Up until that moment, Sir Frederick’s delegation at the Ashanti capital of Kumasi had been treated with great honour and deference, but after the deeply humiliating order, Ashanti leaders began to quietly plan to rid themselves of the British. When, a month later, incensed that he had still not received the stool, Hodgson dispatched troops to destroy the surrounding Ashanti villages, they soon found themselves outnumbered by highly mobile warriors who proved to be skilled marksmen.  The soldiers withdrew hastily to Kumasi but they then faced a siege, which was only finally relieved on 15 July by a column of troops under General James Willcox.
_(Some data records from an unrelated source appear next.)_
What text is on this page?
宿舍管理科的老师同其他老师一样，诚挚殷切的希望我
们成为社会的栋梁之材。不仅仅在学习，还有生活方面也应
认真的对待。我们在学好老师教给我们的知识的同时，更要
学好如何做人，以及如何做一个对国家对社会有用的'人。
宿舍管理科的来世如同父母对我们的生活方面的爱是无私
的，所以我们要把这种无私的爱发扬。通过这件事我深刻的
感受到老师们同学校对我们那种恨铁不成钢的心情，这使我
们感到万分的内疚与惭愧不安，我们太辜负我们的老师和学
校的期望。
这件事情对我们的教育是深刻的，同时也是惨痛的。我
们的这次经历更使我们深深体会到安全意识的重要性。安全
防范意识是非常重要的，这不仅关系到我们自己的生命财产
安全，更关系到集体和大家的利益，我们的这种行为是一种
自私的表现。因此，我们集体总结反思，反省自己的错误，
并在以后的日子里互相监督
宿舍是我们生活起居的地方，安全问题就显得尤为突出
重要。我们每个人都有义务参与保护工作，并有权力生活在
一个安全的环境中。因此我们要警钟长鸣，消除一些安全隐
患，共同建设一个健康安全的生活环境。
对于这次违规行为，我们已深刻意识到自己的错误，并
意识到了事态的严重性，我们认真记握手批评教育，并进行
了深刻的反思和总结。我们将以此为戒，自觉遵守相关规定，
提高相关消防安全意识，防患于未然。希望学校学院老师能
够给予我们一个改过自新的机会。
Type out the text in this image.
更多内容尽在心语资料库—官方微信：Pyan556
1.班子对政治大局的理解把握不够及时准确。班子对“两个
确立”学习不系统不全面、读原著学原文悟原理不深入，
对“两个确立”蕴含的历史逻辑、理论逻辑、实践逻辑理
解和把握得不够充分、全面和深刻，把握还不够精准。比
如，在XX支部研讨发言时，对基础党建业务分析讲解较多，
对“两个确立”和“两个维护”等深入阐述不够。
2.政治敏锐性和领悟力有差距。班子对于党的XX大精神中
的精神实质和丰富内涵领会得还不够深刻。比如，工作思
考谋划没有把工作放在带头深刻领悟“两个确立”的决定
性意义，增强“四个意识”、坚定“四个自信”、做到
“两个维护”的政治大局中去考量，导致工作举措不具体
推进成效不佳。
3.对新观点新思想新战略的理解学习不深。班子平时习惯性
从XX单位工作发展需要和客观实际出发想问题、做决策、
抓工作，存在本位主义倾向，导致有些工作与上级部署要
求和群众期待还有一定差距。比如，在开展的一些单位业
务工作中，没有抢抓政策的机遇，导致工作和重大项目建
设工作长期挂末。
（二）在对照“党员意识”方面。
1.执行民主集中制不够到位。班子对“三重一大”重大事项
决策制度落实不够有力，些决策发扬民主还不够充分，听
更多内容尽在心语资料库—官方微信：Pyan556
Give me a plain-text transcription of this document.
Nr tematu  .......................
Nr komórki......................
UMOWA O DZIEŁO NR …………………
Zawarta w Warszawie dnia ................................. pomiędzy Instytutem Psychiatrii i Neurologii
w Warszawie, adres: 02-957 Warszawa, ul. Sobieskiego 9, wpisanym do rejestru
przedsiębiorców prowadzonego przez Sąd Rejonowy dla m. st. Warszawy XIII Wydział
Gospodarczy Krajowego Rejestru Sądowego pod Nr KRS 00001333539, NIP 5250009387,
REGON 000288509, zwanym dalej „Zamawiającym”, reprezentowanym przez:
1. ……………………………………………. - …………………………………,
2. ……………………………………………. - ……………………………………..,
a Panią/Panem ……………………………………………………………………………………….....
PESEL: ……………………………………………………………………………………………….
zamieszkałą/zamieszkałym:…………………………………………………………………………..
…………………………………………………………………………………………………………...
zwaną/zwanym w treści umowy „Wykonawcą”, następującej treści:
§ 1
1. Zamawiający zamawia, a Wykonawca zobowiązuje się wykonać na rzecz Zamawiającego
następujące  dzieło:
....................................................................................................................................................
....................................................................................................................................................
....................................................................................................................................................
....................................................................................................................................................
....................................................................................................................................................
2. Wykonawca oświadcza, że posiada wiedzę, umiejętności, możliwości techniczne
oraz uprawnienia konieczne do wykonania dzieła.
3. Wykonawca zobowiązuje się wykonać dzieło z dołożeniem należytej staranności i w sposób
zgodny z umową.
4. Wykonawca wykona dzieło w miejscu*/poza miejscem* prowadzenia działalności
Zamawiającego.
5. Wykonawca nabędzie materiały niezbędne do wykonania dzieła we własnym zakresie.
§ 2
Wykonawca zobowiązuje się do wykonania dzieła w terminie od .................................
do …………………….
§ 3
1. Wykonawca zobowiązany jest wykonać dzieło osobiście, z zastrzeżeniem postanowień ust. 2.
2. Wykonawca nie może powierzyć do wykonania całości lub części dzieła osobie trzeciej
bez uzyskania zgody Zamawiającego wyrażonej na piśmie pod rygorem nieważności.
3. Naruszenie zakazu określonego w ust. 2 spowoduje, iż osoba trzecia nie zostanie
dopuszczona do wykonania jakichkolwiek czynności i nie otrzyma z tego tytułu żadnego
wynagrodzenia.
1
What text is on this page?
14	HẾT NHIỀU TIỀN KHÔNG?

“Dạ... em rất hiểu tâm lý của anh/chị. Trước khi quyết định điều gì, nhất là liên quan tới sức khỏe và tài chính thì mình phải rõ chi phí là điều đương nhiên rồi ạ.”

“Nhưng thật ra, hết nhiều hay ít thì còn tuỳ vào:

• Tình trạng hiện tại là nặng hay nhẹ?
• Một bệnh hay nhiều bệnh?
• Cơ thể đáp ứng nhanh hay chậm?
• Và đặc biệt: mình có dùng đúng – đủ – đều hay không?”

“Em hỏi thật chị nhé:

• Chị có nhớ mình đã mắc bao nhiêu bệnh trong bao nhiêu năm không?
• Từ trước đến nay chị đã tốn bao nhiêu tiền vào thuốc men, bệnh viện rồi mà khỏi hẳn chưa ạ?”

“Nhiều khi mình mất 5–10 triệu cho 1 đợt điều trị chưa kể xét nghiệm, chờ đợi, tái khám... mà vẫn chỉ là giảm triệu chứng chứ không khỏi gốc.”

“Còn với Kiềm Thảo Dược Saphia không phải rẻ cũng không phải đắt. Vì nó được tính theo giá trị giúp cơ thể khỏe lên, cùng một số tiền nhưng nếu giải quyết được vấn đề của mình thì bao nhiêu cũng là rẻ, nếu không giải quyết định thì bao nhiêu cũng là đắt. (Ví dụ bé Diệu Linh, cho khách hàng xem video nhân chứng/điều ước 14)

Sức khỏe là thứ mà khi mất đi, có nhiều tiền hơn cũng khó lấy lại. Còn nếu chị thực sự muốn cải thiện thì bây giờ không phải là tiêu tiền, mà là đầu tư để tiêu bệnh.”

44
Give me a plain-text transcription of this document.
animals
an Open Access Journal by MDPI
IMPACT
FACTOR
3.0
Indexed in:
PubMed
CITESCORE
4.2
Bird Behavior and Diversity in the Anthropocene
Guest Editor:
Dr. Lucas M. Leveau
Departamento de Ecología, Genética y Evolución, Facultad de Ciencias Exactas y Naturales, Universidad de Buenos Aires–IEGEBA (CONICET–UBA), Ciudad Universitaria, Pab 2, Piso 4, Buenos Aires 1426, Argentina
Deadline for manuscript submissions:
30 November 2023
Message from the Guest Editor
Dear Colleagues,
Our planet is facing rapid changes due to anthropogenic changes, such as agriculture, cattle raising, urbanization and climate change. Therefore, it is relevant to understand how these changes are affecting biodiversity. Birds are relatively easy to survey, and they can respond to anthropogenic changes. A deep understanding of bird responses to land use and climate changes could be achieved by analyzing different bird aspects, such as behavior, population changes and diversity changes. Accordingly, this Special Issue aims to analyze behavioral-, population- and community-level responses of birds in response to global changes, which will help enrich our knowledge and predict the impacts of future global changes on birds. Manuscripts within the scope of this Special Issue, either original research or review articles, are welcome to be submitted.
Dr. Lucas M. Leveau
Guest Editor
Despite the lack of any credible British pretext for initiating the conflict,  The Times lauded the heroism of the garrison at Kumasi which had kept ‘the Imperial flag flying in the face of savage and ruthless rebels,’ adding that ‘the honour of the British name has been upheld in West Africa and the native races will not fail to appreciate the consequences.’3 Those consequences were severe indeed. The London Standard explained that:

‘General Willcox is not a man to let the grass grow under his feet, and he immediately set about sending columns in all directions, North, East and West, devastating the country, burning towns, and destroying all the crops, and generally reading the Ashantis a lesson they have never before had the opportunity of learning.’4

Late nineteenth century map of the Ashanti Empire and the location of Kumasi (red arrow). Public domain via Wikimedia.
Late nineteenth century map of the Ashanti Empire and the location of Kumasi (red arrow). Public domain via Wikimedia.

FOOTNOTES

  1. ‘The Ashanti Revolt: Punitive Expedition: Villages Burned,’ The Northern Whig, 24 August 1900, p. 5 and  ‘Ashanti: Advance of Two Punitive Columns: Villages Destroyed,’ The Liverpool Mercury, 24 August 1900, p. 7.
  2. Ian Hernon, Britain’s Forgotten Wars: Colonial Campaigns of the 19th Century, The History Press, Stroud, 2008, p. 200.
  3. ‘The Ashanti War,’ The Standard, 14 November 1900, p. 9.